The presentation of combined BB and CCB overdose may have common manifestations such as hypotension and bradycardia.[9] The features such as bronchospasm, due to loss of β selectivity in overdose and central nervous system depression due to BB with lipophilicity are indicators of BB toxicity.[9] Carvedilol and propranolol are typically high lipid soluble whereas labetalol, metoprolol and pindolol are moderately lipid soluble and atenolol in low lipid soluble.[9] Prolonged QRS interval because of sodium channel block may also suggest BB toxicity. CCB overdose may result in sinus bradycardia and atrioventricular block.[8] Hyperglycemia is due to blocking of calcium influx into pancreatic cells which is required for the release of insulin.[10] The altered sensorium of our patient could be attributed to poor perfusion of the brain due to hypotension and not due to atenolol as the latter is not lipid soluble.

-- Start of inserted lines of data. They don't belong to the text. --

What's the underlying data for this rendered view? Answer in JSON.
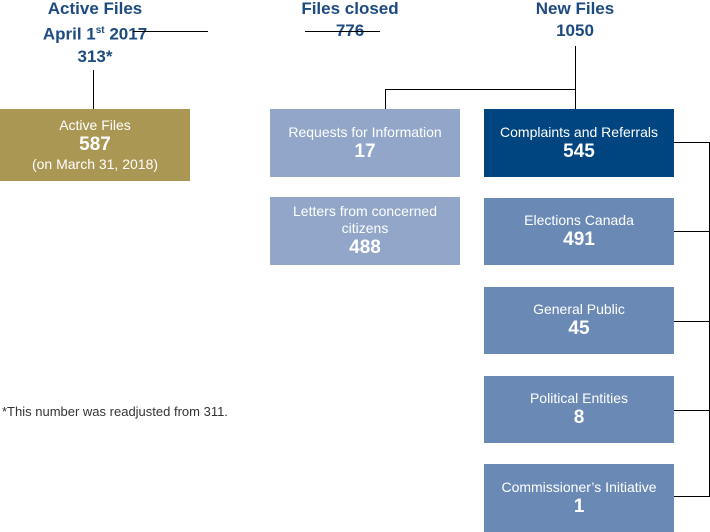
{
  "headers": {
    "active_start": {
      "line1": "Active Files",
      "line2_pre": "April 1",
      "line2_sup": "st",
      "line2_post": " 2017",
      "value": "313*"
    },
    "closed": {
      "label": "Files closed",
      "value": "776"
    },
    "new": {
      "label": "New Files",
      "value": "1050"
    }
  },
  "boxes": {
    "active_end": {
      "label": "Active Files",
      "value": "587",
      "note": "(on March 31, 2018)",
      "color": "#A99753"
    },
    "requests": {
      "label": "Requests for Information",
      "value": "17",
      "color": "#91A6C8"
    },
    "letters": {
      "label": "Letters from concerned citizens",
      "value": "488",
      "color": "#91A6C8"
    },
    "complaints": {
      "label": "Complaints and Referrals",
      "value": "545",
      "color": "#00457F"
    },
    "elections": {
      "label": "Elections Canada",
      "value": "491",
      "color": "#6B89B5"
    },
    "public": {
      "label": "General Public",
      "value": "45",
      "color": "#6B89B5"
    },
    "political": {
      "label": "Political Entities",
      "value": "8",
      "color": "#6B89B5"
    },
    "commissioner": {
      "label": "Commissioner’s Initiative",
      "value": "1",
      "color": "#6B89B5"
    }
  },
  "footnote": "*This number was readjusted from 311."
}
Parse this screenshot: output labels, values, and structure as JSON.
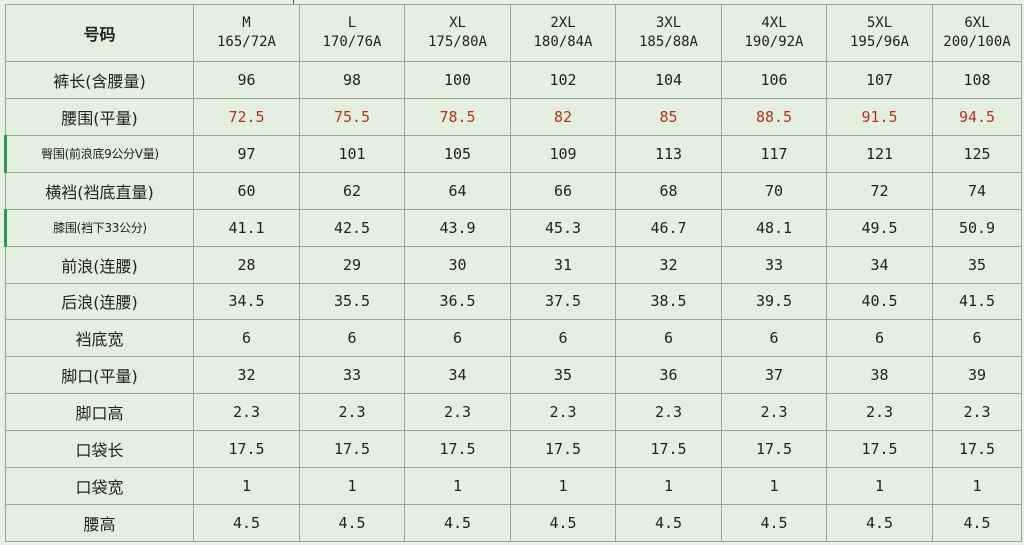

There were two reports[1112] of CVVHDF in combined BB and CCB overdose. The indications for performing CVVHDF in our patient were acute renal failure with anuria and metabolic acidosis with hypotension. The metabolic acidosis was due to lactic acidosis due to shock and acidosis due to acute renal failure. Ketoacidosis due to hyperglycemia could also be a cause but was not identified in this patient. The effluent dose was kept low owing to profound hypotension. The high protein binding (93%) nature of amlodipine makes it non-dialyzable.[13] Atenolol being only 10% protein bound can be removed by extracorporeal blood purification techniques.[714] High dose glucagon is recommended in cardiotoxicity due to BB because it activates adenylate cyclase in cardiac tissue by directly stimulating a G protein on the β receptor complex.[915] Insulin-dextrose-potassium infusion is effective in CCB overdose through enhanced cardiac carbohydrate metabolism and direct inotropic effects.[16]

We present a patient of co-ingestion of atenolol and amlodipine treated successfully with CVVHDF along with the other measures. Early recognition of indications for renal support and early initiation of the same is the key to successful management. Even if the drugs are not dialyzable the correction of electrolyte abnormalities, metabolic acidosis and thus hypotension improves the outcome.